Desde la gastroenteritis hasta el enamoramiento, estos dos elementos conviven, por momentos se asocian, casi siempre cuando la situación emocional es nueva. Pero luego de tres o cuatro años, la sal deshidrata la pasión y la dulzura solo puede presenciarse acompañando algún flan un plato agridulce.

Cuando el sexo era pobre, cuando los artilugios de nuestras manos adolescentes solo podían ofrecer suvenires rollingas, sin restaurants, ni platos caros, el amor epitelial era entonces el genuino capital. Los escenarios podían variar de una pieza sin ventilador a una fábrica abandonada. La performance solo costaba un preservativo, generalmente Tulipán. Vuestro petróleo era néctar puro y nuestras pretensiones simples, perfectas, infalibles.

Pero sin darte cuanta, un día despertaste con 22 años. Las hormonas y la novedad le otorgaron la supremacía a las neuronas y el hábito, y así comenzó a desencadenarse la pareja empática más allá de lo sexual. Por lo tanto, llegan interesen en común, películas, cumpleaños familiares y navidades, es decir: comida.

Las citas cambian su caratula de siesta puberal a cena semiformal. Ese vació que antes se llenaba de mariposas comienza a llenarse de más vacío, o marotilla en el peor de los casos. Paralelamente a esta emoción carbohidratada se le suma el consumo rutinario de porro, que representara el cambio de la risa por el hambre. De lo lúdico por los condimentos en pan. De un mata-gula como título a cualquier reunión social.

De esta manera, la sensualidad liviana pierde pertenencia en la relación y el lívido parece resolverse precozmente en un Automac. Los gritos que intimidaban a los vecinos se convierten en una extensa carta de pizzas y solo les queda la crema batida como fetiche.

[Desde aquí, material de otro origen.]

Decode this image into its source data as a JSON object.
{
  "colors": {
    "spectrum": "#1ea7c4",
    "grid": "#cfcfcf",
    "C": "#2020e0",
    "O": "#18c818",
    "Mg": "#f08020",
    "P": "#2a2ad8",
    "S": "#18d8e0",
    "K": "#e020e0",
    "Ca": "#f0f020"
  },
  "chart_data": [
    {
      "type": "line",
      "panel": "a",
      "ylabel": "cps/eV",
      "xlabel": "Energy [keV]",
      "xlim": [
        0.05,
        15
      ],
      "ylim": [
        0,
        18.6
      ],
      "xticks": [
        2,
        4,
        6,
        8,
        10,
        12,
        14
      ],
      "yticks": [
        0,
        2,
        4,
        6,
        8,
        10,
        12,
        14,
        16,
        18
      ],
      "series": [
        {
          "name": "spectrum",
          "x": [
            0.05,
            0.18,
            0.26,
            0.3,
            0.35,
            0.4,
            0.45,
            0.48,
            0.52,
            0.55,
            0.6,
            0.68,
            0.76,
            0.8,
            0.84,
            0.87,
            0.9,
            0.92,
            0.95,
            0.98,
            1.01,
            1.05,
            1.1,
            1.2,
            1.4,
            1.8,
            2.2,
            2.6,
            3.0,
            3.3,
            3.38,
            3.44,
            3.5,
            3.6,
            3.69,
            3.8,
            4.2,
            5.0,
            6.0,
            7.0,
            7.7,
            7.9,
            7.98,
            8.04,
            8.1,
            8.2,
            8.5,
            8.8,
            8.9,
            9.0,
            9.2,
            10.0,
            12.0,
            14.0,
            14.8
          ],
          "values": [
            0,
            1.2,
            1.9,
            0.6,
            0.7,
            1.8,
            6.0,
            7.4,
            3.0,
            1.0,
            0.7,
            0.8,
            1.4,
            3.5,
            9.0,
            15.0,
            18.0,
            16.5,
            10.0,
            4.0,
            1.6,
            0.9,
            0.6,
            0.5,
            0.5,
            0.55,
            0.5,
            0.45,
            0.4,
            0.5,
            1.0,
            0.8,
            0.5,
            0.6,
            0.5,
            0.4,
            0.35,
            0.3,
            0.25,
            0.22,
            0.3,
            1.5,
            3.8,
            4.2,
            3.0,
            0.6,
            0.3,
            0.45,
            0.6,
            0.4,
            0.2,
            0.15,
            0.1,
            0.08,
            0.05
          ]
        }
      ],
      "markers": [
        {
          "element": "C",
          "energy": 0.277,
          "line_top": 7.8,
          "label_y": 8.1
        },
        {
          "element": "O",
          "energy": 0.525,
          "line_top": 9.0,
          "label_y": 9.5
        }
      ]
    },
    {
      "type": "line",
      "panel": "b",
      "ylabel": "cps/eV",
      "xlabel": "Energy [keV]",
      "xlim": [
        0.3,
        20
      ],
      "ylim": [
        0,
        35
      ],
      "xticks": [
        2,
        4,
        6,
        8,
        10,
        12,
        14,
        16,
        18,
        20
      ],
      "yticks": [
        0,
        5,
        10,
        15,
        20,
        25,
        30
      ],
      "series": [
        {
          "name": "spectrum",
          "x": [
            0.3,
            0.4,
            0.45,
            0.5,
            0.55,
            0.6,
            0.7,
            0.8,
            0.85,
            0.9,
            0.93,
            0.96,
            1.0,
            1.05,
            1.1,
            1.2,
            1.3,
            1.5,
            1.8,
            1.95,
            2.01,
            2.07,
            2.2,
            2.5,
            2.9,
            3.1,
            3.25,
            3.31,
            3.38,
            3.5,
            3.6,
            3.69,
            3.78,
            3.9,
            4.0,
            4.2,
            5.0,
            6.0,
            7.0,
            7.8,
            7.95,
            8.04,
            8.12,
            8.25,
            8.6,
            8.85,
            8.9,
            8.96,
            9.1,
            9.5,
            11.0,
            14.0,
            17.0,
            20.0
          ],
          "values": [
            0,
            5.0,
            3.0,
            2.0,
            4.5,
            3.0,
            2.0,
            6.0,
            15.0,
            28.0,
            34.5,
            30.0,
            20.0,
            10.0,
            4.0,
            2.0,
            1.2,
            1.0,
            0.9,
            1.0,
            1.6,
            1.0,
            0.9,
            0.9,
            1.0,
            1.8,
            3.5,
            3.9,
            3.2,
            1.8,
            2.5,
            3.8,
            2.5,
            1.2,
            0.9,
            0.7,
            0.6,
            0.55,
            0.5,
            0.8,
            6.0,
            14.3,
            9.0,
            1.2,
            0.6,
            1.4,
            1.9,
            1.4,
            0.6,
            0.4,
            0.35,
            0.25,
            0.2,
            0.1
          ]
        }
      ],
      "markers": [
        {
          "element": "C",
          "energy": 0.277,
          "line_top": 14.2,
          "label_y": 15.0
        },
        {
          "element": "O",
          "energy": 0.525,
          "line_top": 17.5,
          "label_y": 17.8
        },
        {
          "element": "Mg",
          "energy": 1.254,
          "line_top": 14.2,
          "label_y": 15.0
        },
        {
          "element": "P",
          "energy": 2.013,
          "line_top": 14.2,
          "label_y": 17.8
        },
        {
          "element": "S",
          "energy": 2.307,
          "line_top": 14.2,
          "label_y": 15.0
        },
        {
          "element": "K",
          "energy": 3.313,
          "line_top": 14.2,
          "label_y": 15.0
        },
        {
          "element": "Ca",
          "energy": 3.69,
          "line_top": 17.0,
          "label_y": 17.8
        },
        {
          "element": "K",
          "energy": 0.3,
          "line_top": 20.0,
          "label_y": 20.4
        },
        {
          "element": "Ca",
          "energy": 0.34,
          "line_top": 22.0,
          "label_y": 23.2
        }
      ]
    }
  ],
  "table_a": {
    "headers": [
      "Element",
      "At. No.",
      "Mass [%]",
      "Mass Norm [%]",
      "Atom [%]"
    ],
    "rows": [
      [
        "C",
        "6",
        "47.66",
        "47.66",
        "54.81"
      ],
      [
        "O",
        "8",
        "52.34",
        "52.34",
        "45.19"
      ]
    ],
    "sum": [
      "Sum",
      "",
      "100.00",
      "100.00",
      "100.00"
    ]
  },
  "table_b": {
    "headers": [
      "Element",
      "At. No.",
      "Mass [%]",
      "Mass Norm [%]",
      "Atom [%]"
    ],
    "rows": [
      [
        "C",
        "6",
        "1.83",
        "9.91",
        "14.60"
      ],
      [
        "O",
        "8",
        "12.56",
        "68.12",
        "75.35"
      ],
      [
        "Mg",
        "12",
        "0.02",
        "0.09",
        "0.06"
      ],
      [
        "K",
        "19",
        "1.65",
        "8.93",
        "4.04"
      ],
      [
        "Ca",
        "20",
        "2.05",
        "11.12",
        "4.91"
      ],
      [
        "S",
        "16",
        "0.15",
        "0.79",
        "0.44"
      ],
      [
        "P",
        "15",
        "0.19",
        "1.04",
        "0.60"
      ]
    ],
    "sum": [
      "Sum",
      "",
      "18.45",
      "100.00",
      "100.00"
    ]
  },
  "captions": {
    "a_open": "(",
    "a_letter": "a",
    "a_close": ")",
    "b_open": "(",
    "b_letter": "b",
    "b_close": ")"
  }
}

El sexo tendrá más frecuencia en los chistes y películas que entre las sábanas. Las mismas que ya no tienen manchas de aceite jhonson, sino de oliva, y posiblemente están llenas de miga, lo que tomas inmediatamente cómo justificación para no coger. Debe ser horrendo revolcarse entre migas, repetís convencido una y otra vez mientras pensás en ese frasco de Nutella.

Claro está que éste problema afecta más a mujeres que a hombres. Ellas no consumirán tanta marihuana ni mortadela como los caballeros. Tendrán menos sueño por la noche, les continuará importando que su ropa interior esté entera y observaran con penosa nostalgia a su león transformándose en Garfield. Así el romance y la sorpresa se determinaran por la final del Argentino B, entre Olimpo y Rafaela y la única manera de encontrar suspiros y pasión será en el envoltorio de algún chocolate Cadbury.

En respuesta a esto, los machos alfa del colesterol se justificaran con oraciones tales como “Estoy muy cansado, por el partido de ayer”, “Tengo muchísimo sueño, no sé porque” o preferirían no hablar y ofrecer un beso tierno y una sonrisa impotente como buenas noches. De este modo, la cárcel de embutidos exterminará cualquier posibilidad de épica llevando la relación a su fin (en el mejor de los casos).

Pronto a esto vendrá la depresión, la falta de apetito y el interés virtual por entrar nuevamente al mercado sensual. Finalmente actualizarán sus plataformas y redes sociales, y gastarán el dinero del jamón crudo en perfumes. Si la vida es generosa les ofrecerá una nueva oportunidad para que puedan volver a cambiarla por una milanesa napolitana.

Así, gracias a este engranaje de causa/consecuencia continúan formando y deformándose parejas y la gente que no tiene para comer gesta muchos hijos.